De acordo com o ‘Censos 2011’, em cada 100 portugueses, 40 estão solteiros, 47 são casados, 7 são viúvos e 6 são divorciados. Será que hoje, ao fim de 40 anos de liberdade, é-lhes socialmente permitido não ter uma relação? As alegadas amarras de um país que vive de tradições ainda se refletem numa pressão que conduz até ao casamento.

 

Às vezes, em festas com amigos, Filipe Gonçalves olha à sua volta e faz contas. Dez amigos, alguns com filhos, quase todos casados ou, pelo menos, vivem em união de facto, já numa «fase de pensarem no que vão fazer na vida». «E depois estou eu, solteiro».

 

Por outro lado Sónia Amado, 37 anos, divorciada, acha curioso o facto de estar solteira, aos olhos da sociedade, ser sinónimo de «disponível», mas defende que a «disponibilidade depende da predisposição de cada um para as coisas, estar solteiro é uma condição como outra qualquer, as razões que levam as pessoas a estarem solteiras são inúmeras», explicou a professora.

 

Com 26 anos, Filipe, jogador profissional de futebol, tem um objetivo: construir uma carreira para ter sustento no futuro.

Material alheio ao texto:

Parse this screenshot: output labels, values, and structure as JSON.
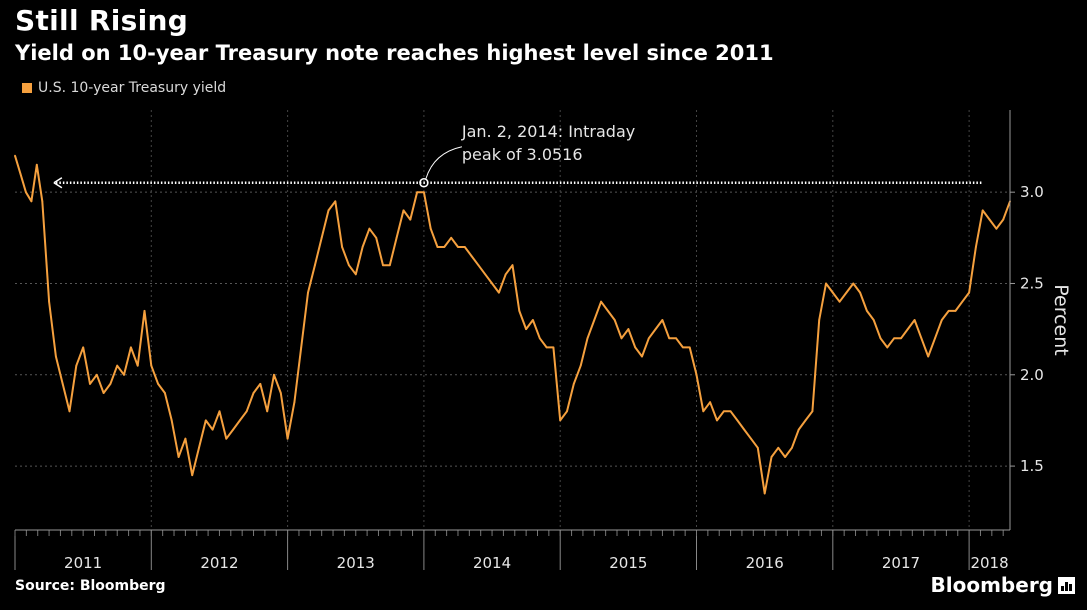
{
  "header": {
    "title": "Still Rising",
    "subtitle": "Yield on 10-year Treasury note reaches highest level since 2011"
  },
  "legend": {
    "label": "U.S. 10-year Treasury yield",
    "color": "#f5a03e"
  },
  "footer": {
    "source": "Source: Bloomberg",
    "brand": "Bloomberg"
  },
  "chart_data": {
    "type": "line",
    "ylabel": "Percent",
    "xlabel": "",
    "ylim": [
      1.15,
      3.45
    ],
    "yticks": [
      1.5,
      2.0,
      2.5,
      3.0
    ],
    "ytick_labels": [
      "1.5",
      "2.0",
      "2.5",
      "3.0"
    ],
    "xlim": [
      2011.0,
      2018.3
    ],
    "x_tick_labels": [
      "2011",
      "2012",
      "2013",
      "2014",
      "2015",
      "2016",
      "2017",
      "2018"
    ],
    "year_boundaries": [
      2011,
      2012,
      2013,
      2014,
      2015,
      2016,
      2017,
      2018
    ],
    "grid": true,
    "reference_line": {
      "value": 3.0516,
      "from_x": 2011.3,
      "to_x": 2018.1
    },
    "annotation": {
      "line1": "Jan. 2, 2014: Intraday",
      "line2": "peak of 3.0516",
      "x": 2014.0,
      "y": 3.0516
    },
    "series": [
      {
        "name": "U.S. 10-year Treasury yield",
        "x": [
          2011.0,
          2011.04,
          2011.08,
          2011.12,
          2011.16,
          2011.2,
          2011.25,
          2011.3,
          2011.35,
          2011.4,
          2011.45,
          2011.5,
          2011.55,
          2011.6,
          2011.65,
          2011.7,
          2011.75,
          2011.8,
          2011.85,
          2011.9,
          2011.95,
          2012.0,
          2012.05,
          2012.1,
          2012.15,
          2012.2,
          2012.25,
          2012.3,
          2012.35,
          2012.4,
          2012.45,
          2012.5,
          2012.55,
          2012.6,
          2012.65,
          2012.7,
          2012.75,
          2012.8,
          2012.85,
          2012.9,
          2012.95,
          2013.0,
          2013.05,
          2013.1,
          2013.15,
          2013.2,
          2013.25,
          2013.3,
          2013.35,
          2013.4,
          2013.45,
          2013.5,
          2013.55,
          2013.6,
          2013.65,
          2013.7,
          2013.75,
          2013.8,
          2013.85,
          2013.9,
          2013.95,
          2014.0,
          2014.05,
          2014.1,
          2014.15,
          2014.2,
          2014.25,
          2014.3,
          2014.35,
          2014.4,
          2014.45,
          2014.5,
          2014.55,
          2014.6,
          2014.65,
          2014.7,
          2014.75,
          2014.8,
          2014.85,
          2014.9,
          2014.95,
          2015.0,
          2015.05,
          2015.1,
          2015.15,
          2015.2,
          2015.25,
          2015.3,
          2015.35,
          2015.4,
          2015.45,
          2015.5,
          2015.55,
          2015.6,
          2015.65,
          2015.7,
          2015.75,
          2015.8,
          2015.85,
          2015.9,
          2015.95,
          2016.0,
          2016.05,
          2016.1,
          2016.15,
          2016.2,
          2016.25,
          2016.3,
          2016.35,
          2016.4,
          2016.45,
          2016.5,
          2016.55,
          2016.6,
          2016.65,
          2016.7,
          2016.75,
          2016.8,
          2016.85,
          2016.9,
          2016.95,
          2017.0,
          2017.05,
          2017.1,
          2017.15,
          2017.2,
          2017.25,
          2017.3,
          2017.35,
          2017.4,
          2017.45,
          2017.5,
          2017.55,
          2017.6,
          2017.65,
          2017.7,
          2017.75,
          2017.8,
          2017.85,
          2017.9,
          2017.95,
          2018.0,
          2018.05,
          2018.1,
          2018.15,
          2018.2,
          2018.25,
          2018.3
        ],
        "values": [
          3.2,
          3.1,
          3.0,
          2.95,
          3.15,
          2.95,
          2.4,
          2.1,
          1.95,
          1.8,
          2.05,
          2.15,
          1.95,
          2.0,
          1.9,
          1.95,
          2.05,
          2.0,
          2.15,
          2.05,
          2.35,
          2.05,
          1.95,
          1.9,
          1.75,
          1.55,
          1.65,
          1.45,
          1.6,
          1.75,
          1.7,
          1.8,
          1.65,
          1.7,
          1.75,
          1.8,
          1.9,
          1.95,
          1.8,
          2.0,
          1.9,
          1.65,
          1.85,
          2.15,
          2.45,
          2.6,
          2.75,
          2.9,
          2.95,
          2.7,
          2.6,
          2.55,
          2.7,
          2.8,
          2.75,
          2.6,
          2.6,
          2.75,
          2.9,
          2.85,
          3.0,
          3.0,
          2.8,
          2.7,
          2.7,
          2.75,
          2.7,
          2.7,
          2.65,
          2.6,
          2.55,
          2.5,
          2.45,
          2.55,
          2.6,
          2.35,
          2.25,
          2.3,
          2.2,
          2.15,
          2.15,
          1.75,
          1.8,
          1.95,
          2.05,
          2.2,
          2.3,
          2.4,
          2.35,
          2.3,
          2.2,
          2.25,
          2.15,
          2.1,
          2.2,
          2.25,
          2.3,
          2.2,
          2.2,
          2.15,
          2.15,
          2.0,
          1.8,
          1.85,
          1.75,
          1.8,
          1.8,
          1.75,
          1.7,
          1.65,
          1.6,
          1.35,
          1.55,
          1.6,
          1.55,
          1.6,
          1.7,
          1.75,
          1.8,
          2.3,
          2.5,
          2.45,
          2.4,
          2.45,
          2.5,
          2.45,
          2.35,
          2.3,
          2.2,
          2.15,
          2.2,
          2.2,
          2.25,
          2.3,
          2.2,
          2.1,
          2.2,
          2.3,
          2.35,
          2.35,
          2.4,
          2.45,
          2.7,
          2.9,
          2.85,
          2.8,
          2.85,
          2.95
        ]
      }
    ]
  }
}
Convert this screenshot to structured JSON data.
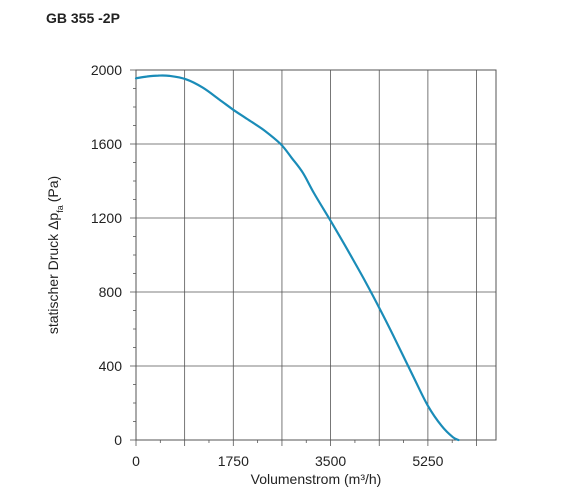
{
  "chart_data": {
    "type": "line",
    "title": "GB 355 -2P",
    "xlabel": "Volumenstrom (m³/h)",
    "ylabel_main": "statischer Druck Δp",
    "ylabel_sub": "fa",
    "ylabel_unit": "(Pa)",
    "xlim": [
      0,
      6475
    ],
    "ylim": [
      0,
      2000
    ],
    "x_ticks": [
      0,
      1750,
      3500,
      5250
    ],
    "y_ticks": [
      0,
      400,
      800,
      1200,
      1600,
      2000
    ],
    "x_grid": [
      0,
      875,
      1750,
      2625,
      3500,
      4375,
      5250,
      6125
    ],
    "y_grid": [
      0,
      400,
      800,
      1200,
      1600,
      2000
    ],
    "grid": true,
    "line_color": "#1a8cb8",
    "series": [
      {
        "x": [
          0,
          200,
          400,
          600,
          900,
          1200,
          1500,
          1750,
          2000,
          2300,
          2600,
          2800,
          3000,
          3200,
          3500,
          3800,
          4100,
          4400,
          4700,
          5000,
          5250,
          5500,
          5700,
          5800
        ],
        "values": [
          1955,
          1965,
          1970,
          1968,
          1950,
          1905,
          1840,
          1785,
          1735,
          1675,
          1600,
          1525,
          1445,
          1335,
          1185,
          1030,
          870,
          700,
          520,
          335,
          185,
          75,
          15,
          0
        ]
      }
    ]
  }
}
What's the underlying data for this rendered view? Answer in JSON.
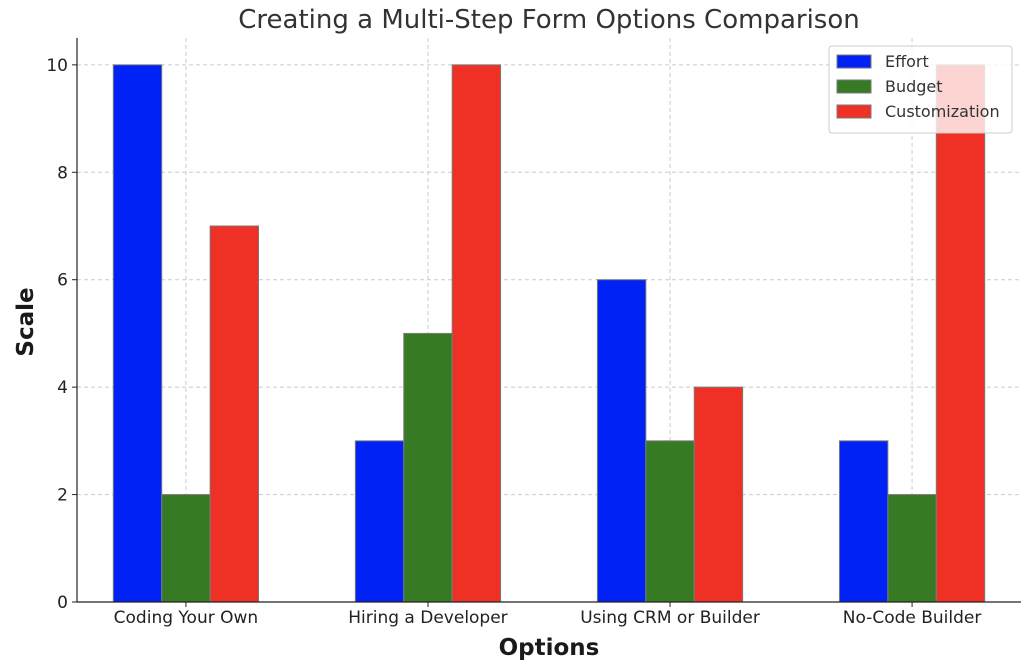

Está solteiro por opção, no sentido em que não quer estar com alguém «só por estar». Sente-se uma pessoa com «liberdade de fazer as suas escolhas» e de não ser pressionado a pensar numa relação: «Não surge, não acontece, não há problema».

 

A Sónia sempre teve liberdade para fazer as suas escolhas. Da família nunca sentiu qualquer pressão para «viver de forma tradicional». Os pais sempre foram muito ‘mente aberta’ fosse em relação aos estudos, à escolha da profissão ou na opção de casar.

 

As relações no século XXI

O panorama social do séc. XXI mudou. Hoje já não existe a “obrigatoriedade” de se viver em casal. Existe um paradigma social, é verdade, mas de uma maneira geral as pessoas são livres de tomarem as suas decisões.

 

Para Filipe Gonçalves, as gerações mais jovens têm particularidades «muito claras» e que contribuem para que os paradigmas sociais evoluam e se adaptem, nomeadamente, a crescente instabilidade laboral e económica ou esta nova vaga de emigração.